La soluzione sub b), inoltre, appare coerente con l'interpretazione qui propugnata del sistema introdotto dall'art. 573, comma 1-bis, cod. proc. pen., che si può riassumere con l'affermazione che in tanto si giustifica il rinvio al giudice civile del ricorso proposto per i soli interessi civili, in quanto il ricorso stesso solleciti la decisione su questioni esclusivamente civilistiche; per contro, eventuali rilievi - presenti in ricorso - riguardanti vizi procedurali, non manifestamente infondati e idonei, se accolti, a determinare l'annullamento della sentenza impugnata, sia pure ai soli effetti civili, non potranno che impedire il "transito" del fascicolo alla sezione civile, con quanto ne consegue in termini di inevitabile trattenimento in decisione del ricorso da parte del giudice penale, al quale del resto non sono estranee le decisioni che ex art. 578 cod. proc. pen. attengono soltanto agli interessi civili.
10. Le superiori considerazioni giustificano, quindi, la mancata trasmissione del presente procedimento alla competente sezione civile della Corte di cassazione ed il trattenimento in decisione del ricorso, non operando nel caso di specie il meccanismo di rinvio del ricorso alla sezione civile previsto dal comma 1-bis dell'art. 573 cod. proc. pen.

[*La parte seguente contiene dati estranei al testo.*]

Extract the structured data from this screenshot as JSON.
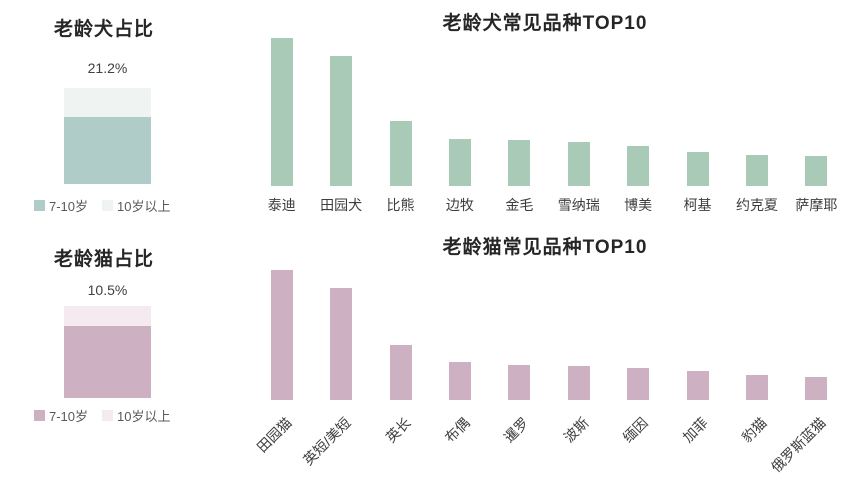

11. In conclusione, la fondatezza e il rilievo assorbente dei primi due motivi di ricorso, di per sé idonei a invalidare la sentenza impugnata, impongono l'annullamento della stessa, limitatamente agli effetti civili, ai sensi dell'art. 622 cod. proc. pen., con conseguente rinvio al giudice civile competente per valore in grado di appello, cui va anche rimessa la decisione sulla regolamentazione delle spese fra le parti per questo giudizio di legittimità.
P.Q.M.
Annulla la sentenza impugnata, limitatamente agli effetti civili, con rinvio per nuovo giudizio al giudice civile competente per valore in grado di appello, cui rimette anche la liquidazione delle spese tra le parti per questo giudizio di legittimità.